Die Menschen leben in Frieden und Freiheit. Von der Erde aus haben sie ein Netz aus Beziehungen und Bündnissen geschlossen, das zahlreiche Planeten in der Milchstraße umfasst.
Perry Rhodan – der Mann, der die Menschheit zu den Sternen geführt hat – will mit einer neuen Klasse von Kurierschiffen dafür sorgen, dass die Sterneninseln der Lokalen Gruppe zusammenwachsen. Mit dem Projekt von San zielt er auf ein Bündnis von Galaxien ab.
Doch ehe der PHOENIX zu seinem Jungfernflug starten kann, wird die Erde attackiert: Shrell zündet das Brennende Nichts, das binnen vier Jahren Erde und Mond verschlingen wird. Ihr Ultimatum: Perry Rhodan muss in ihre Heimat fliegen, um den dortigen Tyrannen zu töten. Doch dieser Tyrann sei Reginald Bull, Rhodans ältester Freund.
Rhodan bleibt nichts anderes übrig, als eine weite Reise anzutreten. Mit einer kleinen Besatzung und dem PHOENIX bricht er in die Agolei auf, ein gigantisches Band aus Sternen. Schon bald heißt es: WILLKOMMEN IN DER AGOLEI ...
Perry Rhodan – Der Terraner ist in einer fremden Region des Kosmos unterwegs.
Wuranok – Ein Leun befindet sich in Nöten.
Phoenix – Das Bordbewusstsein muss einen Schlag hinnehmen.
Gucky
Prolog
Einsamkeit
Wenn man auf einem verlassenen Planeten in einer vermutlich jahrtausendealten Ruine festsaß und sich von Konserven ernähren musste, die die letzten Bewohner zurückgelassen hatten, lief im Leben einiges schief. Zumindest empfand Gucky es so.
Klar, er hätte sich auf die positiven Seiten konzentrieren können, denn immerhin hatte er etwas zu essen und zu trinken. Grund genug für Dankbarkeit, selbst wenn alles, was er von den Vorräten bisher probiert hatte, wie Leim schmeckte.
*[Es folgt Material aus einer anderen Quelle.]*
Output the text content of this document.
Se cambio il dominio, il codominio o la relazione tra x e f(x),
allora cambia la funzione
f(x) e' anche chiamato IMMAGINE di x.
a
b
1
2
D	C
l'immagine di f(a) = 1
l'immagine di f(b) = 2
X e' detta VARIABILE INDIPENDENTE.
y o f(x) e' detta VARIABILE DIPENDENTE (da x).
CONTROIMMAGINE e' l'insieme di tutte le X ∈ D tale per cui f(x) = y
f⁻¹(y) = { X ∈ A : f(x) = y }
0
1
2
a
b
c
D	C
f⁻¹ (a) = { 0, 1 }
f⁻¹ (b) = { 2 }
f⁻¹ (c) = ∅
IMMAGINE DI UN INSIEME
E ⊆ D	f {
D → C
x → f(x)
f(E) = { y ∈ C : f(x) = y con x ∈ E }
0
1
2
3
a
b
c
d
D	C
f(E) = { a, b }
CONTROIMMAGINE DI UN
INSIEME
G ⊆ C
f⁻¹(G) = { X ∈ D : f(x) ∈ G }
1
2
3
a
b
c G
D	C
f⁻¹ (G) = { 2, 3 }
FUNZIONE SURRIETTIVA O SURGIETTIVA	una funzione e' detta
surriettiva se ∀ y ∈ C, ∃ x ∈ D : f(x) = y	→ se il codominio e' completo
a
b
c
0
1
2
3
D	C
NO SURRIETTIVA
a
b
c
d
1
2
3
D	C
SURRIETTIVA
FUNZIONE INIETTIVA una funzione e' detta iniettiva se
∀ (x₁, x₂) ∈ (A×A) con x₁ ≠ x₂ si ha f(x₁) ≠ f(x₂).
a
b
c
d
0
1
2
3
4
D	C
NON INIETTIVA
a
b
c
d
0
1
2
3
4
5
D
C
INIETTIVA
Nur fiel es ihm zunehmend schwerer, sich die aktuelle Situation schönzureden.
Lustlos öffnete er eine weitere Konserve, die er mit einem alten Thermostrahler erhitzt hatte. Diese beiden Grundpfeiler seines Überlebens stammten aus einem Lager, das Gucky auf Canephor gefunden hatte – dem Planeten, auf dem er festsaß, nun schon seit ... ja, seit wann eigentlich? Viel zu lange jedenfalls.
Ein Geruch nach feuchtem Gras und Dung schlug ihm entgegen, als er den Deckel des quaderförmigen Behälters aufzog. Der Anblick der klebrigen Masse im Inneren ließ ihn angewidert die Augen verdrehen.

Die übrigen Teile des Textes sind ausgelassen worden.